La irresponsabilidad fiscal de las regiones
Desde el inicio de la crisis económica, las comunidades autónomas españolas han creado entes públicos a un ritmo desorbitado: uno por semana. Un total aproximado de 228 entidades -aproximado, puesto que existen organismos de la Administración autonómica que a día de hoy todavía no han sido contabilizados por la Administración central- es el saldo de unos años en los que la austeridad en el gasto debería haber sido el principio rector indiscutible de la gestión pública. Y no solo no ha sido así, sino que en un ejercicio de sobredimensión administrativa sin precedentes, las regiones han seguido sumando entes públicos hasta reunir 2.388 organismos, entre empresas, consorcios y fundaciones. Una cifra cuya verdadera dimensión se comprende mejor si se compara con los 454 entes con que cuenta la Administración central del Estado, 24 menos que al inicio de la crisis.
Si ese parque de entidades públicas es difícil de justificar en cualquier coyuntura económica, en la actual resulta especialmente inaceptable. Más aún cuando ese crecimiento se ha producido en un periodo en el que las llamadas a la austeridad y los discursos de contención de gasto han estado invariablemente presentes en todas las agendas políticas. Lejos de ajustarse a esa hoja de ruta, las comunidades autónomas han optado por seguir gastando el dinero de los contribuyentes en una suerte de multiplicidad institucional sin medida. En el caso de Cataluña, por ejemplo, esa escalada ha supuesto pasar de 269 a 451 organismos solo en los dos últimos años.
Pese a que las comunidades autónomas justifican su supremacía sobre la Administración central en esta materia en el hecho de que el Estado del bienestar recae sobre sus hombros, los números no admiten componendas. Con un déficit público que en 2010 ascendió al 2,8%, y que este año deberá reducirse al 1,3%, no existe motivo alguno que pueda justificar la decisión de seguir engrosando el tamaño de una Administración autonómica cuya indisciplina fiscal se ha convertido en un problema para España.
Las cuentas públicas de las comunidades autónomas -con muy escasas y honrosas excepciones- están ejerciendo así de talón de Aquiles para el conjunto de la economía española en un momento en el que la mirada atenta de Bruselas y de los mercados financieros fiscaliza de forma constante su evolución. No es ningún secreto que las cifras presentadas por los Gobiernos autonómicos en el primer trimestre del año complican extraordinariamente el objetivo del Gobierno de cerrar 2011 con un déficit del 6% y la posibilidad de hacer lo propio en 2013 con un 3%. De mantenerse esa evolución a lo largo de los próximos meses, a final de año el déficit superará en medio punto el límite exigido y alimentará la persistente y despiadada desconfianza de los mercados financieros hacia España. Ello elevará aún más el coste de financiación de la deuda pública y constituirá una carga añadida en materia de costes tanto para los empresarios como para las entidades financieras y, en último término, y como no puede ser de otra forma, también para todos los consumidores.
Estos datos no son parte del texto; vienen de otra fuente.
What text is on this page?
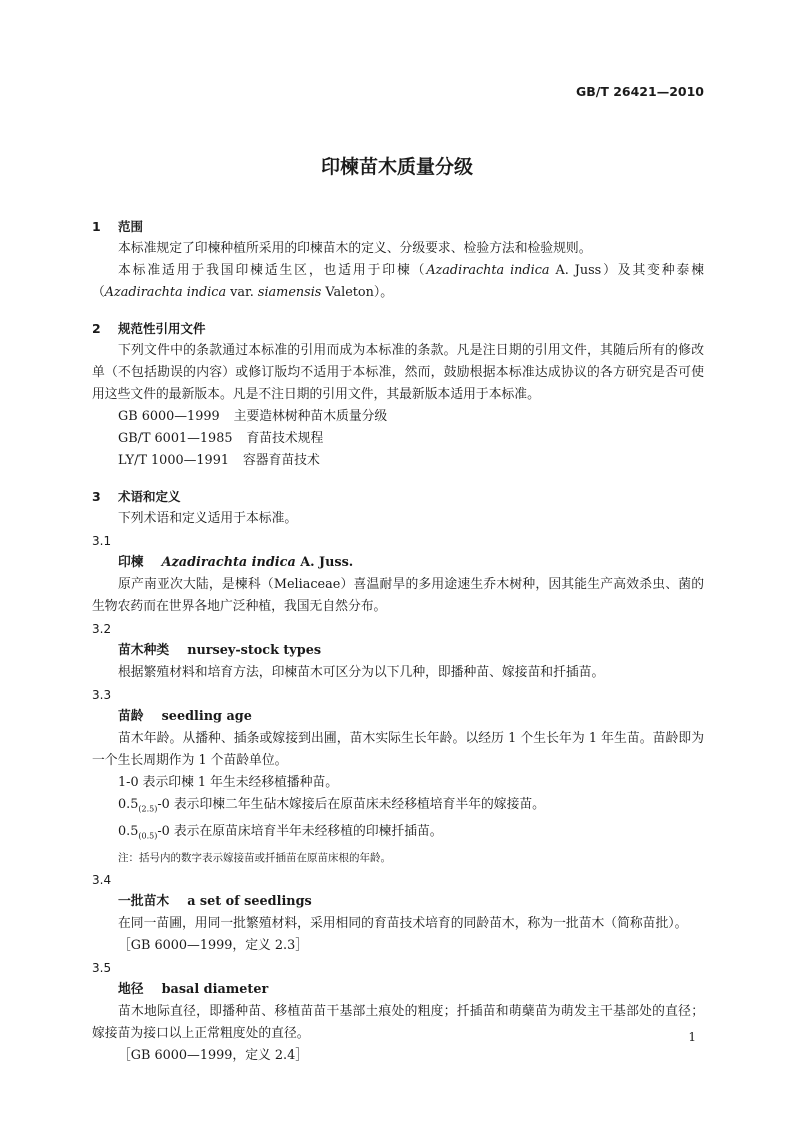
GB/T 26421—2010
印楝苗木质量分级
1 范围
本标准规定了印楝种植所采用的印楝苗木的定义、分级要求、检验方法和检验规则。
本标准适用于我国印楝适生区，也适用于印楝（Azadirachta indica A. Juss）及其变种泰楝（Azadirachta indica var. siamensis Valeton）。
2 规范性引用文件
下列文件中的条款通过本标准的引用而成为本标准的条款。凡是注日期的引用文件，其随后所有的修改单（不包括勘误的内容）或修订版均不适用于本标准，然而，鼓励根据本标准达成协议的各方研究是否可使用这些文件的最新版本。凡是不注日期的引用文件，其最新版本适用于本标准。
GB 6000—1999 主要造林树种苗木质量分级
GB/T 6001—1985 育苗技术规程
LY/T 1000—1991 容器育苗技术
3 术语和定义
下列术语和定义适用于本标准。
3.1
印楝 Azadirachta indica A. Juss.
原产南亚次大陆，是楝科（Meliaceae）喜温耐旱的多用途速生乔木树种，因其能生产高效杀虫、菌的生物农药而在世界各地广泛种植，我国无自然分布。
3.2
苗木种类 nursey-stock types
根据繁殖材料和培育方法，印楝苗木可区分为以下几种，即播种苗、嫁接苗和扦插苗。
3.3
苗龄 seedling age
苗木年龄。从播种、插条或嫁接到出圃，苗木实际生长年龄。以经历 1 个生长年为 1 年生苗。苗龄即为一个生长周期作为 1 个苗龄单位。
1-0 表示印楝 1 年生未经移植播种苗。
$0.5_{(2.5)}-0$ 表示印楝二年生砧木嫁接后在原苗床未经移植培育半年的嫁接苗。
$0.5_{(0.5)}-0$ 表示在原苗床培育半年未经移植的印楝扦插苗。
注：括号内的数字表示嫁接苗或扦插苗在原苗床根的年龄。
3.4
一批苗木 a set of seedlings
在同一苗圃，用同一批繁殖材料，采用相同的育苗技术培育的同龄苗木，称为一批苗木（简称苗批）。
［GB 6000—1999，定义 2.3］
3.5
地径 basal diameter
苗木地际直径，即播种苗、移植苗苗干基部土痕处的粗度；扦插苗和萌蘖苗为萌发主干基部处的直径；嫁接苗为接口以上正常粗度处的直径。
［GB 6000—1999，定义 2.4］
1
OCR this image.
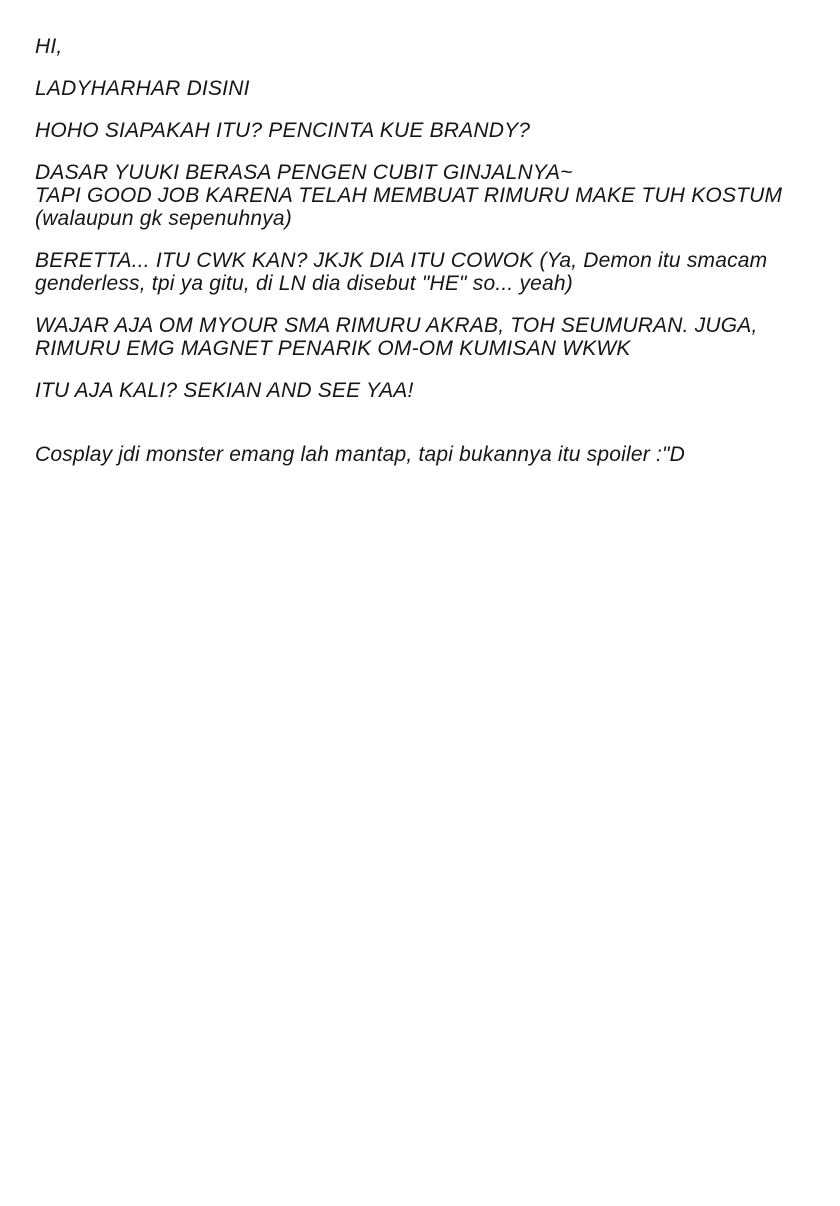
HI,
LADYHARHAR DISINI
HOHO SIAPAKAH ITU? PENCINTA KUE BRANDY?
DASAR YUUKI BERASA PENGEN CUBIT GINJALNYA~
TAPI GOOD JOB KARENA TELAH MEMBUAT RIMURU MAKE TUH KOSTUM
(walaupun gk sepenuhnya)
BERETTA... ITU CWK KAN? JKJK DIA ITU COWOK (Ya, Demon itu smacam
genderless, tpi ya gitu, di LN dia disebut "HE" so... yeah)
WAJAR AJA OM MYOUR SMA RIMURU AKRAB, TOH SEUMURAN. JUGA,
RIMURU EMG MAGNET PENARIK OM-OM KUMISAN WKWK
ITU AJA KALI? SEKIAN AND SEE YAA!
Cosplay jdi monster emang lah mantap, tapi bukannya itu spoiler :"D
A todo lo anterior se suma el hecho de que los cambios de Gobierno que han propiciado las elecciones del 22-M han desatado la polémica sobre el verdadero alcance del déficit de las regiones ante la sospecha de que, al igual que ha ocurrido en Cataluña, existan en algunas comunidades agujeros financieros ocultos. Si bien es cierto que los expertos minimizan el montante de esas bolsas -y las cifran en total en 10.000 millones, algo menos de un punto porcentual del PIB nacional-, también lo es que resulta urgente confirmar su alcance, sea este cual sea, y sacarlo a la luz. Más allá del ruido y la trifulca política, los Gobiernos regionales deberán acometer esta tarea con claridad, firmeza y responsabilidad, pero sin caer en la tentación de magnificar el problema fuera de sus justos términos. En un escenario como el actual, no se puede sostener por más tiempo la incógnita sobre cuál es el lastre fiscal que arrastran realmente todas las comunidades autónomas. No en vano solo es posible abordar con eficacia un problema cuando se conoce su verdadero alcance.